4- Yeast genetic screening is consisting the backbone of the study, however, there is no main figure displaying the findings. Unfortunately, all the main outcome of this assay is solely represented in supplementary figures. I strongly suggest a new main figure (e.g. as a new Fig.1) showing a scheme of experimental approach (e.g. Fig.1a), then a volcano plot representation of toxicity level (Log fold-change as X-axis) versus significance (Log P-value as Y-axis) could be another subfigure. Ultimately, zooming into the “toxic” and “protective” gene populations from the volcano plot, and creating two heatmap representations of these populations including gene names will provide a great overall representation of the screening findings, and that would also help readers to better understand the experimental strategy and findings.
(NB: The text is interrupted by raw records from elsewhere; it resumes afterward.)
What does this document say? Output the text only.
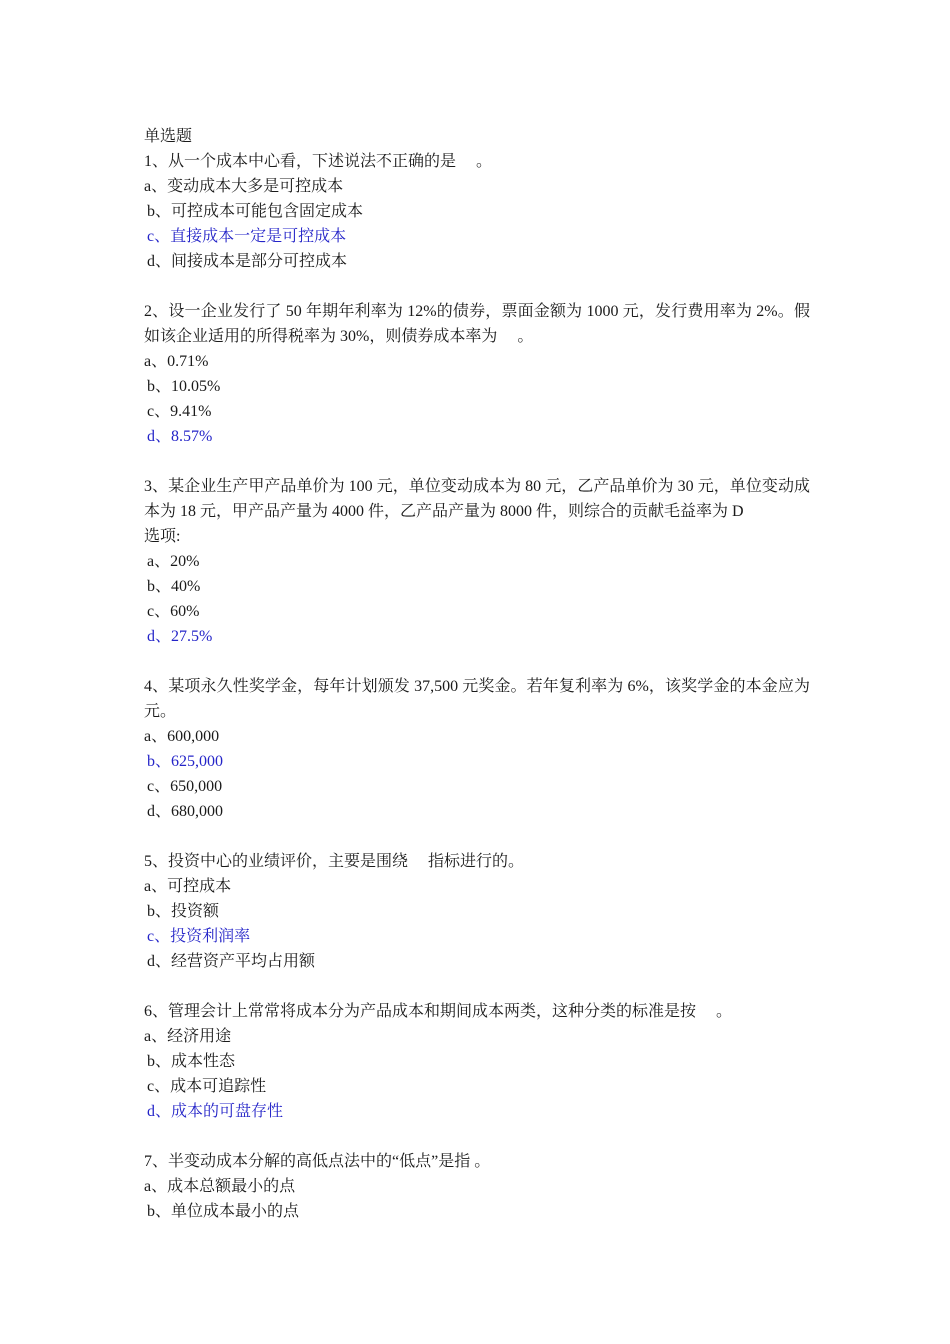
单选题
1、从一个成本中心看，下述说法不正确的是　 。
a、变动成本大多是可控成本
b、可控成本可能包含固定成本
c、直接成本一定是可控成本
d、间接成本是部分可控成本
2、设一企业发行了 50 年期年利率为 12%的债券，票面金额为 1000 元，发行费用率为 2%。假如该企业适用的所得税率为 30%，则债券成本率为　 。
a、0.71%
b、10.05%
c、9.41%
d、8.57%
3、某企业生产甲产品单价为 100 元，单位变动成本为 80 元，乙产品单价为 30 元，单位变动成本为 18 元，甲产品产量为 4000 件，乙产品产量为 8000 件，则综合的贡献毛益率为 D
选项:
a、20%
b、40%
c、60%
d、27.5%
4、某项永久性奖学金，每年计划颁发 37,500 元奖金。若年复利率为 6%，该奖学金的本金应为元。
a、600,000
b、625,000
c、650,000
d、680,000
5、投资中心的业绩评价，主要是围绕　 指标进行的。
a、可控成本
b、投资额
c、投资利润率
d、经营资产平均占用额
6、管理会计上常常将成本分为产品成本和期间成本两类，这种分类的标准是按　 。
a、经济用途
b、成本性态
c、成本可追踪性
d、成本的可盘存性
7、半变动成本分解的高低点法中的“低点”是指 。
a、成本总额最小的点
b、单位成本最小的点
5- Authors have confirmed by low throughput qPCR and survival assays that one of the yeast knockout screening hits, SURF4 overexpression increased the cell toxicity. However, as the authors identified two gene populations from the yeast knockout screening data labeled as “toxic” and “protective”; it is necessary to provide a complete proof of concept verification: Authors are kindly asked to provide similar low throughput confirmation using a gene from the other fraction whose overexpression decreases the toxicity/increases the proliferation.
Minor points:
1- There is no scale bar in Fig.1C
2- Text, axis labels, and legends in some figures are tiny and very hard to clearly read. The authors are suggested to make them larger, and the same size as possible throughout all the figures.
3- Typos in figure labels should be corrected (e.g. Aβ line above Fig.1C should not cover GFP. There is no GFP histogram bar but a GFP label in Fig.1E).
Round 2
Reviewer 3 Report
In the revised version, the authors significantly improved the manuscript by addressing my questions and suggestions.